Além disso, essa situação agrava o problema carcerário do Brasil, já muito grave. O sistema carcerário, além de desumano e brutal, transformou-se numa escola do crime. É para essa escola que o Estado conduz milhares de jovens, pobres e negros, apreendidos com pequenas quantidades de drogas.

Os senadores, em sua irresponsabilidade, sabem que, em vez de resolver o problema da segurança pública, agravam a insegurança e reforçam a criminalidade. Trata-se de um crime que o Senado promove contra a sociedade. O mais grave de tudo é que a PEC da criminalização é patrocinada por Rodrigo Pacheco, presidente do Senado, que se arvora de liberal e democrata, mas que capitula às demandas do conservadorismo golpista. Outra PEC vergonhosa que o presidente do Senado patrocina é a do Quinquênio, com privilégios indecorosos a juízes e procuradores.

Com a PEC aprovada pelo Senado, o Brasil coloca-se no caminho do obscurantismo abandonado pela maioria dos países da América do Sul. Argentina, Bolívia, Chile, Colômbia, Equador, Paraguai, Peru, Venezuela e Uruguai não criminalizam o porte de drogas para uso pessoal. O México e vários estados norte-americanos também não criminalizam. Na Europa, Alemanha, Espanha, Itália, Holanda e Portugal, entre outros, também abandonaram o obscurantismo para seguir na civilidade. O Senado, contudo, prefere alinhar o Brasil com Indonésia, Irã, Arábia Saudita e Coréia do Norte, entre outros, onde o porte de drogas é tratado com leis cruéis e draconianas.

De acordo com relatório da Human ­Rights Watch, nos estados norte-americanos em que o porte de drogas para uso pessoal é criminalizado, seus efeitos são devastadores. Vidas de indivíduos e de famílias são arruinadas, grande discriminação racial nas abordagens e nas prisões e efeitos graves sobre a saúde dos cidadãos. Aqueles criminalizados por porte de drogas sofrem uma vasta interdição de outros direitos, como emprego, programas de saúde, assistência social e acesso a programas de habitação. O estigma social acompanha-os por toda a vida. Aqui no Brasil, o quadro de ruína que esse tipo de política produz não é tão diferente.

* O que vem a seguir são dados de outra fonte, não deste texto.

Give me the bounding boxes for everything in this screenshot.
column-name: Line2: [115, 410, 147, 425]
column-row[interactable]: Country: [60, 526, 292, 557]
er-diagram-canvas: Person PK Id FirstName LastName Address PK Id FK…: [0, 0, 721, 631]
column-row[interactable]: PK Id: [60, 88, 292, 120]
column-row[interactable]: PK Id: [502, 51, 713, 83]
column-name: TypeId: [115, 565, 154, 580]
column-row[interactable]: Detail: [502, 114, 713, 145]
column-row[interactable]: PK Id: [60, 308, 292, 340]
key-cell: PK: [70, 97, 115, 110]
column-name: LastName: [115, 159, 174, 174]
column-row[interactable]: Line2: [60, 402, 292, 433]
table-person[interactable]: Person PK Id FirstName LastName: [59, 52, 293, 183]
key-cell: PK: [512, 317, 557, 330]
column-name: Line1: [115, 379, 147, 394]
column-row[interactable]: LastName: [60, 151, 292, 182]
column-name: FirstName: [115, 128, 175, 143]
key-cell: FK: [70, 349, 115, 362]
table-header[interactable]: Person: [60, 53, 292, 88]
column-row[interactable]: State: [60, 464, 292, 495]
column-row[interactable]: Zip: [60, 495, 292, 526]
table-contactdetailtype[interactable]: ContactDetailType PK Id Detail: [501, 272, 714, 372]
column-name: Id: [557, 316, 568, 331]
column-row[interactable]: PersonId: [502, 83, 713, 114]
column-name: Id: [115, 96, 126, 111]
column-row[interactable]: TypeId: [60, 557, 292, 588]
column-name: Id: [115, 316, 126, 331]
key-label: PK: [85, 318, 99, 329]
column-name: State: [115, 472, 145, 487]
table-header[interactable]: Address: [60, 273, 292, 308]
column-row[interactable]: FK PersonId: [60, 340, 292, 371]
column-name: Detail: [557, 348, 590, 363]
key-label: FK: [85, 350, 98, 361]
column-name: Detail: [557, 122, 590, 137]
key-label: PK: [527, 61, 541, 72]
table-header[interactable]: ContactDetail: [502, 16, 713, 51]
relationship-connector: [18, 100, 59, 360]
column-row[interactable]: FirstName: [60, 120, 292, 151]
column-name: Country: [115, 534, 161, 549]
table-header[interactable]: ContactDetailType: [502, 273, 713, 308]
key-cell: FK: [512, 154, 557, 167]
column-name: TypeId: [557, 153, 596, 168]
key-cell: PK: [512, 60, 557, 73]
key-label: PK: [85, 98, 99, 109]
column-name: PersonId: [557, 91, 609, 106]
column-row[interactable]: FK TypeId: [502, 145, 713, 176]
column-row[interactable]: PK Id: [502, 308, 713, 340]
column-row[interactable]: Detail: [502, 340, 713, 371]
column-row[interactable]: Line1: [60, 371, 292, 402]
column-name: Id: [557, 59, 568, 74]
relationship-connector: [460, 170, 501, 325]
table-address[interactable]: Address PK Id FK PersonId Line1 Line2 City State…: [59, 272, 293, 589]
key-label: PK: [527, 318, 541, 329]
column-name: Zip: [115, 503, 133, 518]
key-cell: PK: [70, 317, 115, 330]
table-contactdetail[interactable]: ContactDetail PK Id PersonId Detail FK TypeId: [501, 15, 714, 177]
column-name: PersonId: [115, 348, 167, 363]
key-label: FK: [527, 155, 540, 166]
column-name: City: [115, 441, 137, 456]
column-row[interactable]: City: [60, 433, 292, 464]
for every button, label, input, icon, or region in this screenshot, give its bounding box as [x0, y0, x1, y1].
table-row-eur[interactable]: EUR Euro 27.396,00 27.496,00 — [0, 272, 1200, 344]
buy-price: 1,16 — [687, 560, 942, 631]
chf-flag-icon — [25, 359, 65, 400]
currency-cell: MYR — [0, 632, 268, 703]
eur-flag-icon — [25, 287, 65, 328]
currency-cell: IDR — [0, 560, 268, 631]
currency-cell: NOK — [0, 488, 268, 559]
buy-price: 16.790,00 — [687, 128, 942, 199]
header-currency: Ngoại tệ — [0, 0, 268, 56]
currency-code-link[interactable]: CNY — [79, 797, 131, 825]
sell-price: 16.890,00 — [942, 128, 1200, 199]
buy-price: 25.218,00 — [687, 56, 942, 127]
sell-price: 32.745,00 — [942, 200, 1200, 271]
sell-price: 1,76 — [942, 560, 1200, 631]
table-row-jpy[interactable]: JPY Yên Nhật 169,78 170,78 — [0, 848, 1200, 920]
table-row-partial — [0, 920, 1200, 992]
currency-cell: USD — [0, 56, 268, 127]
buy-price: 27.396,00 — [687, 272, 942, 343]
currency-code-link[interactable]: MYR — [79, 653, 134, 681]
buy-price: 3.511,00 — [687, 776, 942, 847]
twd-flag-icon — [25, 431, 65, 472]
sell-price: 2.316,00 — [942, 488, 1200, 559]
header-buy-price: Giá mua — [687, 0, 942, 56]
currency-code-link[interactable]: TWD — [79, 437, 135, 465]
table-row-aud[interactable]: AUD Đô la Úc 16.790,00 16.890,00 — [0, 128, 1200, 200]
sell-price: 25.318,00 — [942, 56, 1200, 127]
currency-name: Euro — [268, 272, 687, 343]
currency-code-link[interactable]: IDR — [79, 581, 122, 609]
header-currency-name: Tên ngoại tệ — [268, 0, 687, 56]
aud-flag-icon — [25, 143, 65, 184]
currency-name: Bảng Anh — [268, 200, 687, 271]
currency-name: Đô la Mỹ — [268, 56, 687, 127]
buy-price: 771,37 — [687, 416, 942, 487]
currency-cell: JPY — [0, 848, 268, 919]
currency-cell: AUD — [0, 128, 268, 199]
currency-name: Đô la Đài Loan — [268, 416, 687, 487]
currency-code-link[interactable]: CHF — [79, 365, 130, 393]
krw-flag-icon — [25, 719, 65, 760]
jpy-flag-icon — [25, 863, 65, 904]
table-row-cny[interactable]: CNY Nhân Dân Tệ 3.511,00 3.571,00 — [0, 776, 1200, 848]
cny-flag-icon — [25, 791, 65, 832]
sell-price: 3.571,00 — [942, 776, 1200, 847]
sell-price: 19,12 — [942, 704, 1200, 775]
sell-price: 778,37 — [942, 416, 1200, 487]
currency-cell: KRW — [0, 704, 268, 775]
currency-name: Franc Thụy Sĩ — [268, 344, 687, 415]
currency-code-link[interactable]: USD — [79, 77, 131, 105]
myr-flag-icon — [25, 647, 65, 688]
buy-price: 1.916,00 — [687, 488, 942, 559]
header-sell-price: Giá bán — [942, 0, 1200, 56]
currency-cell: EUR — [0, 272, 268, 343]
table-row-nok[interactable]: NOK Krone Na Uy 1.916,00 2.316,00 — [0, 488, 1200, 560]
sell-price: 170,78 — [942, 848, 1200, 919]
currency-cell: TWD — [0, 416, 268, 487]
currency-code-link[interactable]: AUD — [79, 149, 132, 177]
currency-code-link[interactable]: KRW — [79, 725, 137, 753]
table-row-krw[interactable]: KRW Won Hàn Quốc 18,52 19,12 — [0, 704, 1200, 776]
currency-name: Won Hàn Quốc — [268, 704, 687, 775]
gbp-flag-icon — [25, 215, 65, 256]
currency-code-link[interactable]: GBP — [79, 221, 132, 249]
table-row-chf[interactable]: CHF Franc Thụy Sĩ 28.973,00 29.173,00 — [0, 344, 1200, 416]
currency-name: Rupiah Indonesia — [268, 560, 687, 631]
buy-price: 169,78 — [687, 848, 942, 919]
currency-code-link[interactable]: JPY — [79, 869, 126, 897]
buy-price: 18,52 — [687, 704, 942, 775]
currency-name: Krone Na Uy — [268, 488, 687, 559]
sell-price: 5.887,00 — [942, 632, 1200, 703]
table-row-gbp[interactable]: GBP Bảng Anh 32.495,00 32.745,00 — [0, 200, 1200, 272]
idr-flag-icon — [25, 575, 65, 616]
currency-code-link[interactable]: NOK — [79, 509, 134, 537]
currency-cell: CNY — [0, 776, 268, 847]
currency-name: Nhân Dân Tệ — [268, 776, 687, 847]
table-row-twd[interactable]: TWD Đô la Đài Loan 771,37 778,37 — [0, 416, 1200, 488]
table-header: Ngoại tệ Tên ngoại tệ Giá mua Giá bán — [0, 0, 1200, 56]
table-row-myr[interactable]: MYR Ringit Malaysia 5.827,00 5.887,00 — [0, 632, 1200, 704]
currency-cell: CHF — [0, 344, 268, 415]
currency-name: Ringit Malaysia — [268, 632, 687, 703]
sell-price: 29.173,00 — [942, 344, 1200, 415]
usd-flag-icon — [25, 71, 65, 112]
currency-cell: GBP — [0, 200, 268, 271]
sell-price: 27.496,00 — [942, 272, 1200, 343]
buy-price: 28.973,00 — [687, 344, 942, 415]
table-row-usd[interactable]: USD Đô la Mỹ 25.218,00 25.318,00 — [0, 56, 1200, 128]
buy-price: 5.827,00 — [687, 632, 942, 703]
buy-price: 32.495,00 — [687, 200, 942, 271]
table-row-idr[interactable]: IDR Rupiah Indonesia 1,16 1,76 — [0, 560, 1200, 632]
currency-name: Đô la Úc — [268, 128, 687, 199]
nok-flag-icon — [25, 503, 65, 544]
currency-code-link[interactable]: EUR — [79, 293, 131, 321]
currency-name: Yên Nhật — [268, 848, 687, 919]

Os defensores da criminalização costumam criar discursos falsos para confundir a opinião pública. Identificam a descriminalização com a liberalização, coisas muito diferentes. Assim, agem para tirar os usuários da esfera da saúde pública para levá-los às esferas criminal e penal, agravando o problema penitenciá­rio e de segurança pública.

Ao prender usuários como traficantes, além de encher os presídios com gente que não cometeu crime, as polícias e o sistema judiciário adotam vieses de discriminação de raça e de renda para prender, julgar e condenar. Negros e pobres são as principais vítimas desses mecanismos injustos e desumanizadores adotados na esfera legislativa e nas ações do Estado por uma elite predadora que controla e coloca os recursos públicos para atender a seus interesses. •

Publicado na edição n° 1308 de CartaCapital, em 01 de maio de 2024.

Este texto aparece na edição impressa de CartaCapital sob o título ‘Os descaminhos do Parlamento’

Este texto não representa, necessariamente, a opinião de CartaCapital.